Two objects A and B of identical masses, 5 kg each , collided elastically with velocities 5 m/s and 10 m/s respectively.

To find:

Velocity of B after collision.

Calculation:

Let u1 and v1 be related to object A and u2 and v2 be related to object B;

Collision is elastic , hence coefficient of restitution will be equal to 1.
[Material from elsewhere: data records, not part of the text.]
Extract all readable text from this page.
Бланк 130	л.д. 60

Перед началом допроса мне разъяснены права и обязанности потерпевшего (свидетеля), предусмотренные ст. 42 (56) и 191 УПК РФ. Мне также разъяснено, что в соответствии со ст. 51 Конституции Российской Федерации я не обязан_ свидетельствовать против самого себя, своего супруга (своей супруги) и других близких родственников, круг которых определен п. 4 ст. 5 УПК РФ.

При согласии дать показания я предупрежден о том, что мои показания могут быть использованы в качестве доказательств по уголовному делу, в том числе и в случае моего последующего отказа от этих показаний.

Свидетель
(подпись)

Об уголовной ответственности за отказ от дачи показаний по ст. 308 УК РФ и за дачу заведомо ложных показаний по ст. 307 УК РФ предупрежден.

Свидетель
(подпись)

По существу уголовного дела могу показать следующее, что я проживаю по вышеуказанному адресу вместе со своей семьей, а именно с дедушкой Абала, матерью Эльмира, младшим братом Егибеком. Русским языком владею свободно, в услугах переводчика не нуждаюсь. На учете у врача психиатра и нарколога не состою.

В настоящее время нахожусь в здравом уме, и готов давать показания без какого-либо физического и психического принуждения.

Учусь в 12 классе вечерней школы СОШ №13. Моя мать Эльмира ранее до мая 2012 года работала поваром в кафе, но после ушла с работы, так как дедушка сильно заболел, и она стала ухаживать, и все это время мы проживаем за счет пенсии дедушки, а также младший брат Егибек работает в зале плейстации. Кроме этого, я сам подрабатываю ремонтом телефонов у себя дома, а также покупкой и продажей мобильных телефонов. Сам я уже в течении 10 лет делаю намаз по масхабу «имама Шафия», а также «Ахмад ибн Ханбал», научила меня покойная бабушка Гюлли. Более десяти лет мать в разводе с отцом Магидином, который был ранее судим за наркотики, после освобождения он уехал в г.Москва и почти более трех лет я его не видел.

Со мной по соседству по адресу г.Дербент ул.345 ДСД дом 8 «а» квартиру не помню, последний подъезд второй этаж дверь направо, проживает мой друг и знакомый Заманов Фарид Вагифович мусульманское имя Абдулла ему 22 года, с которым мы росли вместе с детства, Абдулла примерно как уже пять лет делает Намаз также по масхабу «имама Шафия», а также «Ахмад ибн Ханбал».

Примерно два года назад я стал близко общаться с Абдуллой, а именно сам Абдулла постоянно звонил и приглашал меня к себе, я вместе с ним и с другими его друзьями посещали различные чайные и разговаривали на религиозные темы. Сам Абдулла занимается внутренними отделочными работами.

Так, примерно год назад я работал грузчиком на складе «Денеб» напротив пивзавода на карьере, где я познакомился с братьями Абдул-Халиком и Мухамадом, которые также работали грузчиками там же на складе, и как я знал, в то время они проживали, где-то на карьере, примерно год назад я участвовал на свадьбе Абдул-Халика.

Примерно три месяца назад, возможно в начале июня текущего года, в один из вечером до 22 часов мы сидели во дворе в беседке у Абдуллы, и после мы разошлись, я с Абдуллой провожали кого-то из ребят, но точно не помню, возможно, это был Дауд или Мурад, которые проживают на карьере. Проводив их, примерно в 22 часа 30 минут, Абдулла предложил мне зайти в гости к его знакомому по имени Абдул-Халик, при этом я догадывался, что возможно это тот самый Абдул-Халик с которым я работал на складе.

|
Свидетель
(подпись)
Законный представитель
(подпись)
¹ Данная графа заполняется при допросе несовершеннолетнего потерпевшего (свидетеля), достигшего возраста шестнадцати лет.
$\rm{e = \dfrac{v2 - v1}{u1 - u2} }$

$= > \rm{1 = \dfrac{v2 - v1}{u1 - u2} }$

$= > \rm{v2 - v1 = u1 - u2}$

$= > \rm{v2 - v1 = 5 - ( - 10)}$

$= > \rm{v2 - v1 = 15 \: \: \: ......(1)}$

Now , applying Conservation of Momentum:

$\rm{ \therefore \: m(u1) + m(u2) = m(v1) + m(v2)}$

$\rm{ = > \:u1 + u2 = v1 + v2}$

$\rm{ = > \:5 + ( - 10) = v1 + v2}$

$\rm{ = > \: v1 + v2 = - 5 \: \: \: \: ......(2)}$

Adding the equations:

$\rm{ \therefore \: 2(v2) = 15 - 5}$

$\rm{ = > \: 2(v2) = 10}$

$\rm{ = > \:v2= 5 \: m {s}^{ - 1} }$

So, final Velocity of B is 5 m/s opposite to the direction of its initial velocity.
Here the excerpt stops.